July 9, 2026
Commit drama just dropped
How Version Control Will Evolve for the Agent Boom
AI wants to rewrite how coders save work, but the comments are already in revolt
TLDR: The article says code history must expand for the AI era, storing the bot’s full thought trail instead of just the finished files. Commenters were split between curiosity and eye-rolling, with many saying AI already creates too much messy work to trust without heavy supervision.
The big pitch here is that the way programmers save and track code may need a glow-up for the age of AI. The article argues that plain old code snapshots are no longer enough when bots are writing huge chunks of software. Instead, it says the real treasure is the behind-the-scenes trail: prompts, decisions, mistakes, and tool usage. In other words, not just what got written, but why. The dream is a future where that history lives next to the code, helping both humans and AI avoid repeating the same disasters and making it easier to understand what on earth happened.

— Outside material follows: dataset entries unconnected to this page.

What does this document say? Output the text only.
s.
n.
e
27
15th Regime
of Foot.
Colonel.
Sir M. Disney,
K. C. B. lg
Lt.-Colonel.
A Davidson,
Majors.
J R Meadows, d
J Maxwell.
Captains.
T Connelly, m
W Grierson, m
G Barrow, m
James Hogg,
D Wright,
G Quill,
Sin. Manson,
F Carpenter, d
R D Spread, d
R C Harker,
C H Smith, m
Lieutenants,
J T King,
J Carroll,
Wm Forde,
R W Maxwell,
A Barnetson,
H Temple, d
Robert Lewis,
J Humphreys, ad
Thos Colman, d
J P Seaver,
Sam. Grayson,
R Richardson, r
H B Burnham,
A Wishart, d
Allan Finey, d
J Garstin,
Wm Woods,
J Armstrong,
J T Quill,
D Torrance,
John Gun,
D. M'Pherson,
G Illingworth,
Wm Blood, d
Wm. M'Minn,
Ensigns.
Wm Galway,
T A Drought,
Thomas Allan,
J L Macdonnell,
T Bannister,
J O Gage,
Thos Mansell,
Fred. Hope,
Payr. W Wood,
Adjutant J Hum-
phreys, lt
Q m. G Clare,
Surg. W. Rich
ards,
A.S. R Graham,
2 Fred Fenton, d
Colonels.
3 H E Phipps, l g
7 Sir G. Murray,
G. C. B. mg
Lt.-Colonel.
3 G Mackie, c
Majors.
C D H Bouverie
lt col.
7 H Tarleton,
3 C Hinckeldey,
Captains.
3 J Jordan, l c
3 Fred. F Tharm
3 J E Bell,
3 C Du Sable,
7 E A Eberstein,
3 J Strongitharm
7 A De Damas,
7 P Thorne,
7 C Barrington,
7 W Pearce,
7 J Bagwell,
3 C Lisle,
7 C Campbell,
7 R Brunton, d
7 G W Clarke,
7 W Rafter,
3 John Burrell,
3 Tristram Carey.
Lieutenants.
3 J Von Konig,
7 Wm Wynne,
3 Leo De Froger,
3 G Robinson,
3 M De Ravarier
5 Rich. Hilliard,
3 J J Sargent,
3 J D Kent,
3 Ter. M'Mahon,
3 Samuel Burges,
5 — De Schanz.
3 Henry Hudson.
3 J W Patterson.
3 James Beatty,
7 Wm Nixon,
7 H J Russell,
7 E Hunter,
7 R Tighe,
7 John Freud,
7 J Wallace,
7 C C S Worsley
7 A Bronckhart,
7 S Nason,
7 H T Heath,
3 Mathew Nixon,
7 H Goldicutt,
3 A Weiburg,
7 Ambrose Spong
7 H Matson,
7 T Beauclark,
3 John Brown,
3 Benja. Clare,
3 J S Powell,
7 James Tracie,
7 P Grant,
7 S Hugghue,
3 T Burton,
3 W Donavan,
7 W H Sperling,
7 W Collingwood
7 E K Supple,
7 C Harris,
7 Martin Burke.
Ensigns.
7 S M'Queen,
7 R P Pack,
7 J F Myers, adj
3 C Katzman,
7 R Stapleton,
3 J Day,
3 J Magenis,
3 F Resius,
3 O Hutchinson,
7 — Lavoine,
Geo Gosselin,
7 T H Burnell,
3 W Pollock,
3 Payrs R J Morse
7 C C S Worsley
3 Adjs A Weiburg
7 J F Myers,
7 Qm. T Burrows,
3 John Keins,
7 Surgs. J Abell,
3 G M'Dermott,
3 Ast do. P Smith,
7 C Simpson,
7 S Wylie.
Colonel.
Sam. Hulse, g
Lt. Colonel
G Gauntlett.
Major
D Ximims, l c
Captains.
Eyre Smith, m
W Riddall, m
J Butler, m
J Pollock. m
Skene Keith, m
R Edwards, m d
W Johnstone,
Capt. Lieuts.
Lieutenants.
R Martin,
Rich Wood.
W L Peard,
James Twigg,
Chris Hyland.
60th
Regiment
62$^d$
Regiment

But the comment section? Absolutely not ready to clap on cue. One of the loudest reactions was basically: pull requests — the normal way coders review changes — are becoming a nightmare when AI produces oceans of wordy junk. One commenter bluntly called it "verbose slop," arguing it may be easier for a project owner to tell their own AI helper to rebuild an idea from scratch than trust code from a stranger. Ouch. Another crowd favorite asked if this whole thing is just an old idea in new packaging, while skeptics piled on saying AI coding tools still have terrible discipline and skip tests unless babysat.

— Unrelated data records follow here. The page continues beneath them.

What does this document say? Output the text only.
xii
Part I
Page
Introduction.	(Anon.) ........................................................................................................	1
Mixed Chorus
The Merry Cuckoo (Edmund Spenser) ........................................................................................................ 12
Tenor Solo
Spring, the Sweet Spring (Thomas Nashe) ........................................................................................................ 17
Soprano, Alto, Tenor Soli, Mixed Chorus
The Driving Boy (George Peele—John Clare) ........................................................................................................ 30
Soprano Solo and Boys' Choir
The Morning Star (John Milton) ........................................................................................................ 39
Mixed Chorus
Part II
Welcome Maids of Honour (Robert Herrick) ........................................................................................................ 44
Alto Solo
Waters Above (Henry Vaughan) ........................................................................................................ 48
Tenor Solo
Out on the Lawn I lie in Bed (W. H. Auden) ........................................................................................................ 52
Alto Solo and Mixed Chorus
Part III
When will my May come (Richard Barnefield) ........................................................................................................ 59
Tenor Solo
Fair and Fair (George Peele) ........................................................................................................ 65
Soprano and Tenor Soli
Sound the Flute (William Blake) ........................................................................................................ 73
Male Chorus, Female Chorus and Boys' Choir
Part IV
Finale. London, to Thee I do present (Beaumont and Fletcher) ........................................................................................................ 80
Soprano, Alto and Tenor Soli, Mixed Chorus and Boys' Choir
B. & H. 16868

And then came the spicy futurists, predicting we may ditch Git entirely for weirder systems built more for machines than humans. So yes, the article says version control is evolving. The internet says: cool story, but first teach the robots basic manners.
Key Points
- •The article says Git is likely to remain central to software development due to its ecosystem, even as coding workflows change.

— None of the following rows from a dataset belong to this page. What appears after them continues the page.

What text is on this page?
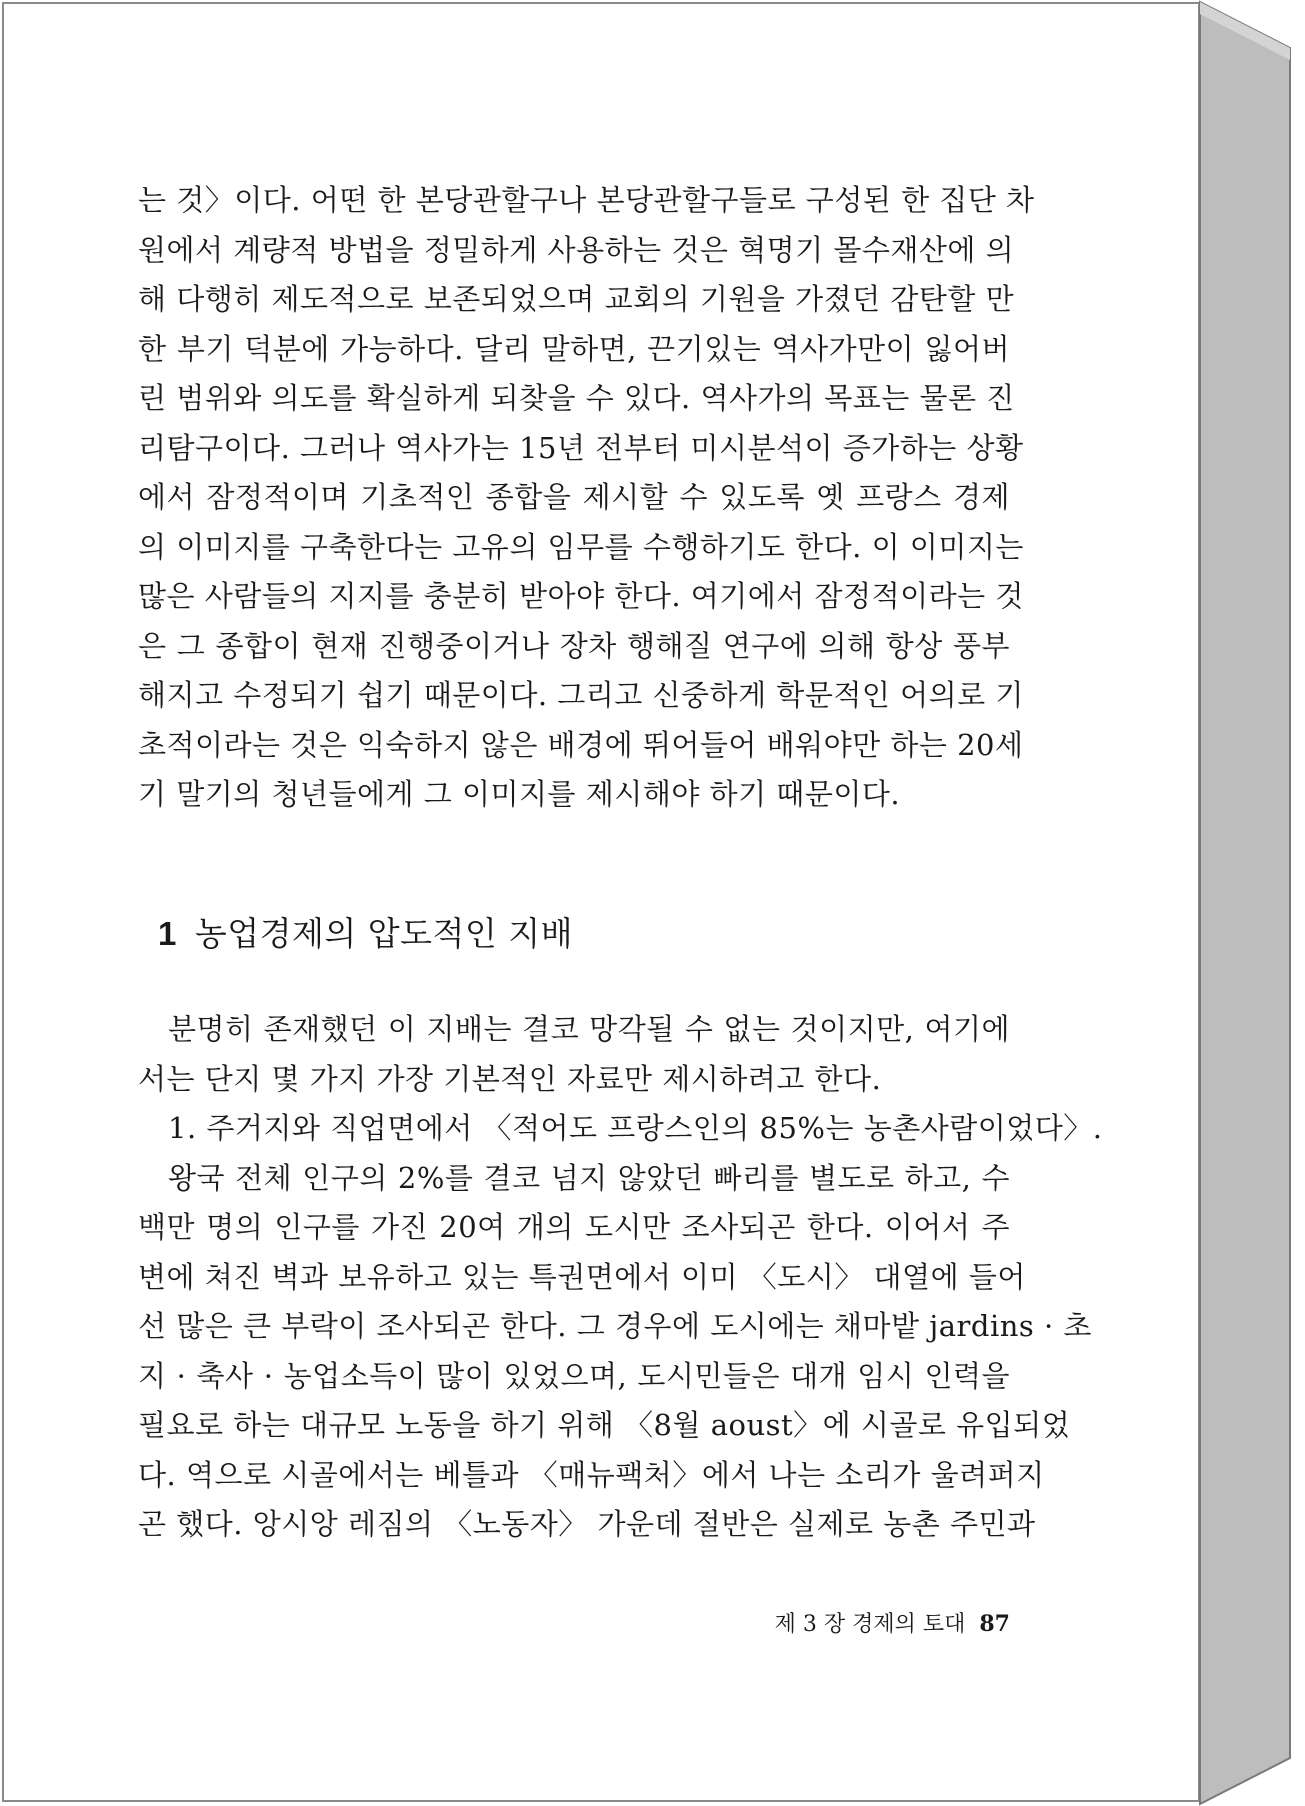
는 것〉이다. 어떤 한 본당관할구나 본당관할구들로 구성된 한 집단 차
원에서 계량적 방법을 정밀하게 사용하는 것은 혁명기 몰수재산에 의
해 다행히 제도적으로 보존되었으며 교회의 기원을 가졌던 감탄할 만
한 부기 덕분에 가능하다. 달리 말하면, 끈기있는 역사가만이 잃어버
린 범위와 의도를 확실하게 되찾을 수 있다. 역사가의 목표는 물론 진
리탐구이다. 그러나 역사가는 15년 전부터 미시분석이 증가하는 상황
에서 잠정적이며 기초적인 종합을 제시할 수 있도록 옛 프랑스 경제
의 이미지를 구축한다는 고유의 임무를 수행하기도 한다. 이 이미지는
많은 사람들의 지지를 충분히 받아야 한다. 여기에서 잠정적이라는 것
은 그 종합이 현재 진행중이거나 장차 행해질 연구에 의해 항상 풍부
해지고 수정되기 쉽기 때문이다. 그리고 신중하게 학문적인 어의로 기
초적이라는 것은 익숙하지 않은 배경에 뛰어들어 배워야만 하는 20세
기 말기의 청년들에게 그 이미지를 제시해야 하기 때문이다.
1 농업경제의 압도적인 지배
분명히 존재했던 이 지배는 결코 망각될 수 없는 것이지만, 여기에
서는 단지 몇 가지 가장 기본적인 자료만 제시하려고 한다.
1. 주거지와 직업면에서 〈적어도 프랑스인의 85%는 농촌사람이었다〉.
왕국 전체 인구의 2%를 결코 넘지 않았던 빠리를 별도로 하고, 수
백만 명의 인구를 가진 20여 개의 도시만 조사되곤 한다. 이어서 주
변에 쳐진 벽과 보유하고 있는 특권면에서 이미 〈도시〉 대열에 들어
선 많은 큰 부락이 조사되곤 한다. 그 경우에 도시에는 채마밭 jardins · 초
지 · 축사 · 농업소득이 많이 있었으며, 도시민들은 대개 임시 인력을
필요로 하는 대규모 노동을 하기 위해 〈8월 aoust〉에 시골로 유입되었
다. 역으로 시골에서는 베틀과 〈매뉴팩처〉에서 나는 소리가 울려퍼지
곤 했다. 앙시앙 레짐의 〈노동자〉 가운데 절반은 실제로 농촌 주민과
제 3 장 경제의 토대 87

- •It proposes storing AI agent session logs—such as prompts, tool calls, checkpoints, and decisions—alongside code in repositories.
- •The article argues that preserving this semantic context would improve agent accuracy, productivity, token efficiency, and human review speed.
- •It says centralized Git hosting models may become a bottleneck for large fleets of coding agents because of rate limits, outages, and scalability constraints.
- •The article advocates a more decentralized, replicated hosting model to improve resilience, scalability, and regional data sovereignty.